Bob,
Some very minor comments on an interesting article:
How about mentioning the Minolta Colormeter II? There are plenty of them available second-hand for around $200 and they are OK for continuous light.
You might mention that 3400 K lamps are also known by as P1 and 3200 K as P2. By the way, kelvin is written without a capital K (in accordance with SI convention for the names of units), and the abbreviation is 'K', not '°K'. The SI name for mired is 'reciprocal megakelvin', if it matters.
One convention that I'm aware of refers to CT and CC filters. CT being the ones for adjusting colour temperature and CC for colour compensation. CC filters are in RGB and CMY only: typical Wratten-style designations are CC20M and CC025R for example. Wratten 80 and 85 series are called 'conversion' filters and the 81 and 82 series are called 'balancing' filters by Kodak.
With still film I use my colour meter for fluorescent lights more than for incandescent sources - which can often be guessed at quite well. I carry CC10M and CC20M filters - my preference is almost always to under-correct so that the character of the lighting is maintained.
Your examples of colour temperature of sources doesn't cover practical indoor sources (ie general service lamps). Maybe it would be worth adding approximate values:
200 W GS lamp: 3000 K
100 W GS lamp: 2900 K
60 to 75 W GS lamp: 2800 K
30 to 40 W GS lamp: 2600 K
candle: 1400 K
Passing thought: is it worth mentioning that non-incandescent sources can have a correlated colour temperature?
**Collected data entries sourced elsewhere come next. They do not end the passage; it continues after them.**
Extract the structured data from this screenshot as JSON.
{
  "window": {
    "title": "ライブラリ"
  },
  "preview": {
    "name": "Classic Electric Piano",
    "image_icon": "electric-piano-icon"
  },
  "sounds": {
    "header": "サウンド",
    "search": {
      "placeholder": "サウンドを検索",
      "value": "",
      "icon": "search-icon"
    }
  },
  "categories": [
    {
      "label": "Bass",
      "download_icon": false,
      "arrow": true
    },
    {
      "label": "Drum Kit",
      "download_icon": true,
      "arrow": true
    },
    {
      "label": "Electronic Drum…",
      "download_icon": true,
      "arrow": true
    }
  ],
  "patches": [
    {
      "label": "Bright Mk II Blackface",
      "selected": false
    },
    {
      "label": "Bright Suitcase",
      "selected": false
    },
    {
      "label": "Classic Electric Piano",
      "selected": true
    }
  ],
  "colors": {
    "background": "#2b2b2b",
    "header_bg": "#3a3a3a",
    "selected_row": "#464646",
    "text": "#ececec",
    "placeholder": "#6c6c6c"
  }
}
Just out of interest, does anyone make Type A tungsten film for still cameras nowadays? As well as mentioning Type F, you may also wish to mention Type G Ektachrome - which was balanced for about 4200 K as I recall, and which is probably still being used because it isn't so long since it was discontinued.
Best,
Helen
PS I'd take issue with you about digital cameras not needing CT or CC filters at all - but that's not for this forum.